Darrell Walker of Arkansas didn't live up to his surname, but the junior point guard did live up to his reputation. When Michigan pared a Razorback lead to 55-52, Walker scored six points in 26 seconds. After canning two foul shots, Walker put his whippetlike speed and leaping ability to use by stealing the ball, dunking it and then teaming with Brad Friess on another theft, which he again slammed home. With the Hogs dominating the inside, Walker pumping in 25 points and Scott Hastings adding 24 more, the Wolverines succumbed 83-72.
At Wichita State three freshmen excelled as the Shockers trounced Abilene Christian 93-55. Guard Aubrey Sherrod sank seven of nine field-goal attempts and had seven assists; Greg Dreiling, the 7'1" center, had 10 points and six rebounds in 14 minutes; and Forward Xavier McDaniel hit on all his shots—six from the field and two from the foul line—grabbed five rebounds and made three steals in 17 minutes. The stats on the returning bookend forwards, Antoine Carr and Cliff Levingston, made for good reading, too: Carr had 16 points and 10 rebounds, Levingston 14 points and seven rebounds.
Tulsa and Kansas State tuned up with easy victories. The Golden Hurricane beat U.S. International 89-62, while the Wildcats coasted past Northern Iowa 86-50.
Two coaches—Indiana's Bobby Knight (page 40) and Joe B. Hall of Kentucky—were far from pleased with opening-day victories. During a 71-64 win over Miami of Ohio, Knight got 24 points from Ted Kitchel, one of only two starters back from last season's national champions, and eight points and two blocked shots in 18 minutes from 7'2" freshman Uwe Blab. But Knight was dismayed by the way his Hoosiers frittered away leads against the Redskins, who trailed by only three with 17 seconds to go.

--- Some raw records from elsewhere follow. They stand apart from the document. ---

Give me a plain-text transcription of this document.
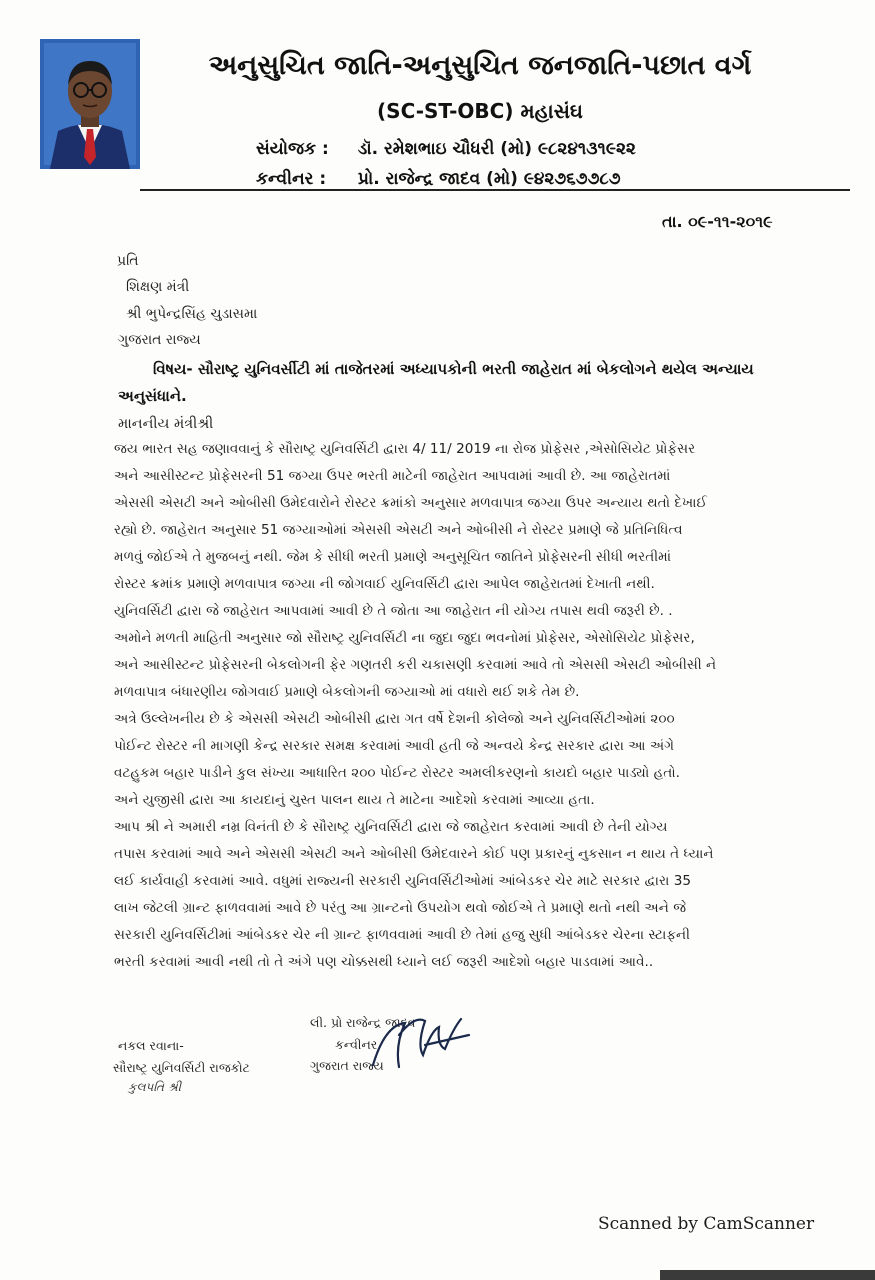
અનુસુચિત જાતિ-અનુસુચિત જનજાતિ-પછાત વર્ગ
(SC-ST-OBC) મહાસંઘ
સંયોજક : ડૉ. રમેશભાઇ ચૌધરી (મો) ૯૮૨૪૧૩૧૯૨૨
કન્વીનર : પ્રો. રાજેન્દ્ર જાદવ (મો) ૯૪૨૭૬૭૭૮૭
તા. ૦૯-૧૧-૨૦૧૯
પ્રતિ
શિક્ષણ મંત્રી
શ્રી ભુપેન્દ્રસિંહ ચુડાસમા
ગુજરાત રાજ્ય
વિષય- સૌરાષ્ટ્ર યુનિવર્સીટી માં તાજેતરમાં અધ્યાપકોની ભરતી જાહેરાત માં બેકલોગને થયેલ અન્યાય
અનુસંધાને.
માનનીય મંત્રીશ્રી
જય ભારત સહ જણાવવાનું કે સૌરાષ્ટ્ર યુનિવર્સિટી દ્વારા 4/ 11/ 2019 ના રોજ પ્રોફેસર ,એસોસિયેટ પ્રોફેસર
અને આસીસ્ટન્ટ પ્રોફેસરની 51 જગ્યા ઉપર ભરતી માટેની જાહેરાત આપવામાં આવી છે. આ જાહેરાતમાં
એસસી એસટી અને ઓબીસી ઉમેદવારોને રોસ્ટર ક્રમાંકો અનુસાર મળવાપાત્ર જગ્યા ઉપર અન્યાય થતો દેખાઈ
રહ્યો છે. જાહેરાત અનુસાર 51 જગ્યાઓમાં એસસી એસટી અને ઓબીસી ને રોસ્ટર પ્રમાણે જે પ્રતિનિધિત્વ
મળવું જોઈએ તે મુજબનું નથી. જેમ કે સીધી ભરતી પ્રમાણે અનુસૂચિત જાતિને પ્રોફેસરની સીધી ભરતીમાં
રોસ્ટર ક્રમાંક પ્રમાણે મળવાપાત્ર જગ્યા ની જોગવાઈ યુનિવર્સિટી દ્વારા આપેલ જાહેરાતમાં દેખાતી નથી.
યુનિવર્સિટી દ્વારા જે જાહેરાત આપવામાં આવી છે તે જોતા આ જાહેરાત ની યોગ્ય તપાસ થવી જરૂરી છે. .
અમોને મળતી માહિતી અનુસાર જો સૌરાષ્ટ્ર યુનિવર્સિટી ના જુદા જુદા ભવનોમાં પ્રોફેસર, એસોસિયેટ પ્રોફેસર,
અને આસીસ્ટન્ટ પ્રોફેસરની બેકલોગની ફેર ગણતરી કરી ચકાસણી કરવામાં આવે તો એસસી એસટી ઓબીસી ને
મળવાપાત્ર બંધારણીય જોગવાઈ પ્રમાણે બેકલોગની જગ્યાઓ માં વધારો થઈ શકે તેમ છે.
અત્રે ઉલ્લેખનીય છે કે એસસી એસટી ઓબીસી દ્વારા ગત વર્ષે દેશની કોલેજો અને યુનિવર્સિટીઓમાં ૨૦૦
પોઈન્ટ રોસ્ટર ની માગણી કેન્દ્ર સરકાર સમક્ષ કરવામાં આવી હતી જે અન્વયે કેન્દ્ર સરકાર દ્વારા આ અંગે
વટહુકમ બહાર પાડીને કુલ સંખ્યા આધારિત ૨૦૦ પોઈન્ટ રોસ્ટર અમલીકરણનો કાયદો બહાર પાડ્યો હતો.
અને યુજીસી દ્વારા આ કાયદાનું ચુસ્ત પાલન થાય તે માટેના આદેશો કરવામાં આવ્યા હતા.
આપ શ્રી ને અમારી નમ્ર વિનંતી છે કે સૌરાષ્ટ્ર યુનિવર્સિટી દ્વારા જે જાહેરાત કરવામાં આવી છે તેની યોગ્ય
તપાસ કરવામાં આવે અને એસસી એસટી અને ઓબીસી ઉમેદવારને કોઈ પણ પ્રકારનું નુકસાન ન થાય તે ધ્યાને
લઈ કાર્યવાહી કરવામાં આવે. વધુમાં રાજ્યની સરકારી યુનિવર્સિટીઓમાં આંબેડકર ચેર માટે સરકાર દ્વારા 35
લાખ જેટલી ગ્રાન્ટ ફાળવવામાં આવે છે પરંતુ આ ગ્રાન્ટનો ઉપયોગ થવો જોઈએ તે પ્રમાણે થતો નથી અને જે
સરકારી યુનિવર્સિટીમાં આંબેડકર ચેર ની ગ્રાન્ટ ફાળવવામાં આવી છે તેમાં હજુ સુધી આંબેડકર ચેરના સ્ટાફની
ભરતી કરવામાં આવી નથી તો તે અંગે પણ ચોક્કસથી ધ્યાને લઈ જરૂરી આદેશો બહાર પાડવામાં આવે..
લી. પ્રો રાજેન્દ્ર જાદવ
કન્વીનર
ગુજરાત રાજ્ય
નકલ રવાના-
સૌરાષ્ટ્ર યુનિવર્સિટી રાજકોટ
કુલપતિ શ્રી
Scanned by CamScanner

Hall gave his troops a chalk talk after they had beaten stubborn Akron 83-64. "I explained so many things I ran out of chalk," Hall said. Fortunately for Hall, he didn't run out of guards. After two Wildcat backcourt-men went to the bench—Jim Master with a hyperextended right elbow and Dirk Minniefield with foul trouble—Bo Lanter provided Kentucky with much-needed direction. Lanter, who went to Lexington without a scholarship, got eight points, four assists and a steal in the second half. Kentucky broke the game open in the final five minutes by out-scoring the Zips 16-9. Forward Derrick Hord, who got 12 of those 16 points, had 28 for the game.
In the week leading up to the season opener, South Florida Coach Lee Rose had his players wear T shirts that read: "65-63." That was the score by which Florida A&M had shocked the Bulls in Rose's first game at the helm of South Florida last season. Last week the biggest shock of the rematch was suffered by Maria Moon, who gamely belted out America the Beautiful while the South Florida band played the national anthem. But everything came up Rose in the game as the Bulls trampled the Rattlers 75-60. Second-half spurts marked victories by Alabama and Alabama-Birmingham. The Tide, which led New Hampshire 41-35 at halftime, took off from there and rolled to a 99-65 victory. Pitt trailed UAB by only four, 36-32, but was blown out in the final 20 minutes and wound up losing 78-62.
"I'm slow. If I ran the 100, they would have to have a calendar to time me," said Point Guard Kevin Stallings, a Purdue senior who averaged only 3.8 points a game last season. But in the 1981 opener against Tennessee he sank eight of nine field-goal tries, scored 18 points and had seven assists. That, plus 36 points from Keith Edmonson, was enough for an 82-68 win over the Vols. It was Tennessee's first defeat in a season opener since 1965.
Freshman Guard Tod Berkenpas put in eight of nine floor shots to carry Iowa past Northern Illinois 84-66. Notre Dame's 6'8" Cecil Rucker, who scored only 30 points as a freshman, got his sophomore year off to a rousing start with 22 points and 15 rebounds as the Irish drubbed St. Joseph's ( Ind.) 82-52. High-scoring Western Carolina swamped Methodist 103-69 and Averett 104-51.